Putting greater emphasis on Ukraine, both Tokyo and New Delhi agreed to a “four-point plan”, in order to have a joint approach to the Ukraine crisis as close strategic partners, Hikariko Ono, Press Secretary and Director-General for Press and Public Diplomacy, Japan Government, told reporters before PM Kishida left for Cambodia, his next stop after India.

According to the four-point plan, both India and Japan have agreed that they will “not tolerate” any unilateral and forceful change in status quo of Ukraine or any country in the world, they will continue to push for a peaceful settlement of the conflict, Japan and India will also jointly address the situation whenever needed and finally, they will work together in giving humanitarian aid and assistance to Ukraine.

“Prime Minister Kishida asked Prime Minister Modi to cooperate on this issue,” the spokesperson said.
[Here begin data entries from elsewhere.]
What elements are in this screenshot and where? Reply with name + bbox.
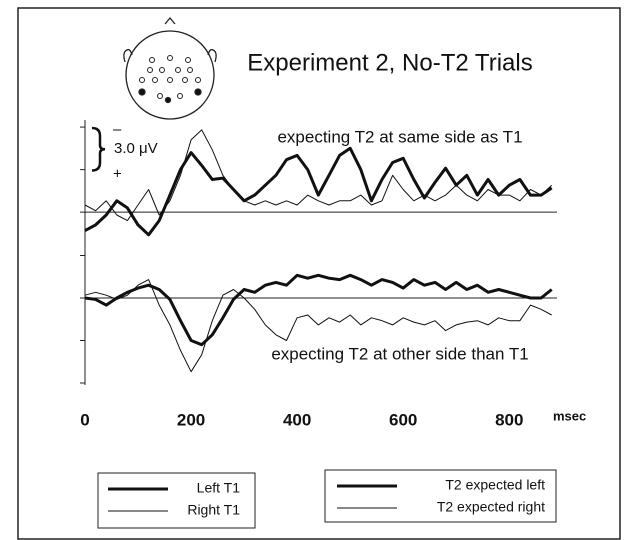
x-tick-label: 800 <box>495 410 523 429</box>
legend-label: T2 expected left <box>445 477 545 493</box>
scale-bar-label: 3.0 μV <box>114 140 158 157</box>
series-line <box>84 273 553 347</box>
legend-label: Left T1 <box>197 480 241 496</box>
x-tick-label: 200 <box>177 410 205 429</box>
series-line <box>84 129 553 222</box>
scale-bar <box>91 126 106 172</box>
x-tick-label: 400 <box>283 410 311 429</box>
scale-bar-minus: – <box>113 121 122 138</box>
legend-box <box>324 469 557 523</box>
x-tick-label: 600 <box>389 410 417 429</box>
chart-title: Experiment 2, No-T2 Trials <box>247 49 532 76</box>
scale-bar-plus: + <box>113 165 122 182</box>
annotation: expecting T2 at other side than T1 <box>271 344 528 363</box>
series-line <box>84 279 552 373</box>
legend-label: T2 expected right <box>437 499 545 515</box>
legend-label: Right T1 <box>187 502 240 518</box>
head-icon <box>123 16 217 120</box>
legend-box <box>97 472 256 529</box>
x-tick-label: 0 <box>80 410 89 429</box>
x-axis-label: msec <box>553 408 586 423</box>
annotation: expecting T2 at same side as T1 <box>277 127 522 146</box>
series-line <box>84 146 553 237</box>
frame <box>17 7 621 540</box>
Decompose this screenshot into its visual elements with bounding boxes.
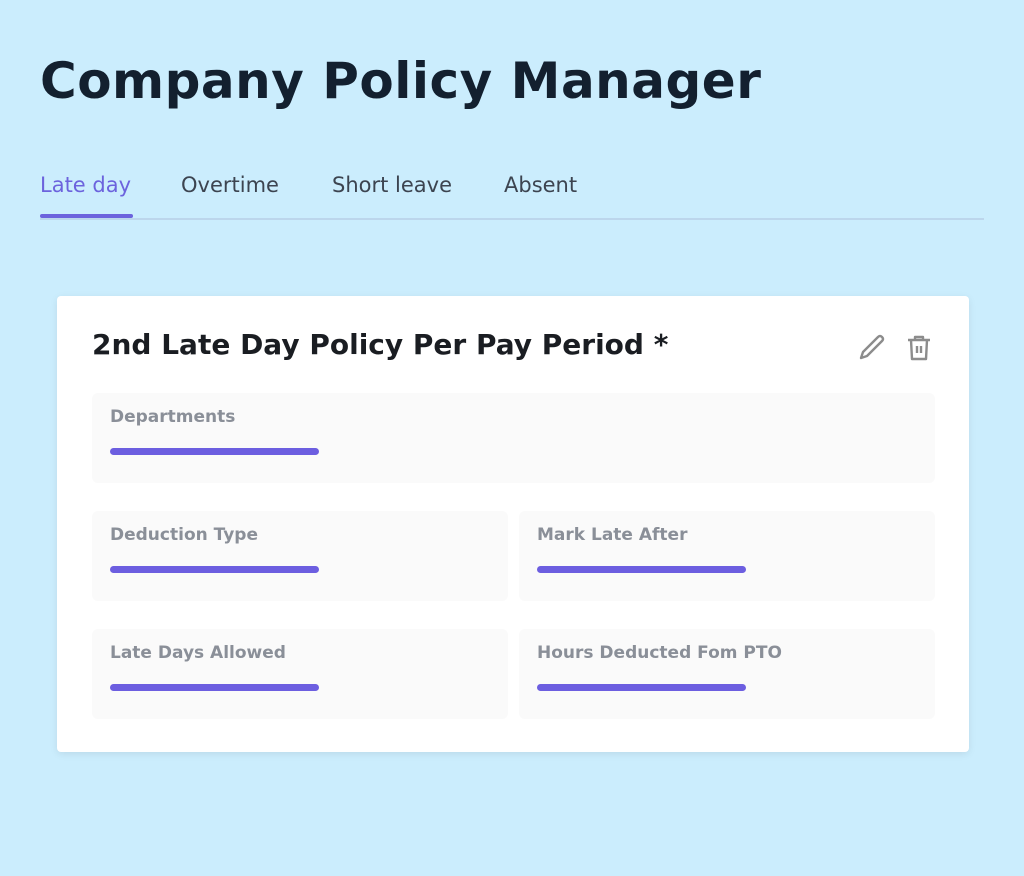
policy-card: 2nd Late Day Policy Per Pay Period * Dep… [57, 296, 969, 752]
field-label: Hours Deducted Fom PTO [537, 643, 782, 663]
field-value-placeholder [110, 566, 319, 573]
field-deduction-type[interactable]: Deduction Type [92, 511, 508, 601]
field-mark-late-after[interactable]: Mark Late After [519, 511, 935, 601]
tab-absent[interactable]: Absent [504, 173, 578, 197]
tab-overtime[interactable]: Overtime [181, 173, 279, 197]
tab-short-leave[interactable]: Short leave [332, 173, 453, 197]
trash-icon[interactable] [903, 332, 935, 364]
active-tab-indicator [40, 214, 133, 218]
field-departments[interactable]: Departments [92, 393, 935, 483]
field-value-placeholder [537, 566, 746, 573]
field-label: Mark Late After [537, 525, 688, 545]
field-hours-deducted[interactable]: Hours Deducted Fom PTO [519, 629, 935, 719]
field-value-placeholder [110, 684, 319, 691]
pencil-icon[interactable] [855, 332, 887, 364]
field-late-days-allowed[interactable]: Late Days Allowed [92, 629, 508, 719]
field-label: Departments [110, 407, 236, 427]
policy-title: 2nd Late Day Policy Per Pay Period * [92, 328, 669, 361]
tab-late-day[interactable]: Late day [40, 173, 132, 197]
field-label: Deduction Type [110, 525, 259, 545]
page-title: Company Policy Manager [40, 52, 762, 110]
field-value-placeholder [537, 684, 746, 691]
tab-bar: Late day Overtime Short leave Absent [40, 170, 984, 220]
field-label: Late Days Allowed [110, 643, 286, 663]
field-value-placeholder [110, 448, 319, 455]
She added that PM Kishida has even asked PM Modi to continue having a dialogue with Russian President Vladimir Putin on this issue, in order to maintain the international order.

According to a joint statement issued by both sides on the summit, the two Prime Ministers “expressed their serious concern about the ongoing conflict and humanitarian crisis in Ukraine and assessed its broader implications, particularly to the Indo-Pacific region. They emphasized that the contemporary global order has been built on the UN Charter, international law and respect for sovereignty and territorial integrity of states.”

The statement added: “They underscored the importance of safety and security of nuclear facilities in Ukraine and acknowledged active efforts of the IAEA towards it. They reiterated their call for an immediate cessation of violence and noted that there was no other choice but the path of dialogue and diplomacy for resolution of the conflict. The leaders affirmed that they would undertake appropriate steps to address the humanitarian crisis in Ukraine.”

According to Ono, PM Kishida — who is from Hiroshima, one of two Japan cities destroyed in US atomic bombing during World War II — is staunchly opposed to nuclear threats and believes that such kind of moves “cannot be tolerated”.

The spokesperson stressed on the fact that although Russia was not mentioned in the joint statement, it was nevertheless extensively discussed.

“Joint statement is not actually the same as what was discussed … Joint statement is a joint statement … I can tell you there was in-depth discussion on Ukraine and they agreed on the four points,” said Ono.

Foreign Secretary Harsh Vardhan Shringla said both PMs “assessed the broader implications” of the Ukraine war in the Indo-Pacific region.

Japan is scheduled to soon host an in-person Quad Leaders’ Summit.

India Raises China LAC Standoff With Japan

According to the foreign secretary the issue of China featured prominently in the talks as both countries are facing the brunt of Beijing’s increasing assertiveness in the Indo-Pacific region.

“Both countries did inform each other of their perspectives. We did inform the Japanese side of the situation in Ladakh, massing of troops (by China), attempts at multiple transgressions and also the fact that we were holding talks with China on border related issues. We also made it clear that until and unless there is peace and tranquillity in border areas we cannot consider business as usual (with China),” Shringla said at a media conference after the summit.

He added that Japan raised the matter of East China Sea and South China Sea with regard to China’s growing belligerence there.

Emphasising on the need for non-militarisation and self-restrained, both PMs “reaffirmed their determination to continue prioritising the role of international law, particularly the United Nations Convention on the Law of the Sea (UNCLOS), and facilitate collaboration, including in maritime security, to meet challenges against the rules-based maritime order in the East and South China Seas,” Shringla said.

Japan To Invest $42 Billion In India In Next 5 Years

Kishida, who was on his maiden visit to India as Japan’s PM, announced an investment to the tune of $42 billion (JPY 5 trillion) in India over the next five years, to finance public and private projects of mutual interest.

During the meeting it was also decided that India will now give greater access to its market for Japanese apples, while Indian mangoes will make an entry into that country.

Both leaders “welcomed India’s approval of imports of Japanese apples and relaxation of procedures of Indian mango exports to Japan,” said the joint statement.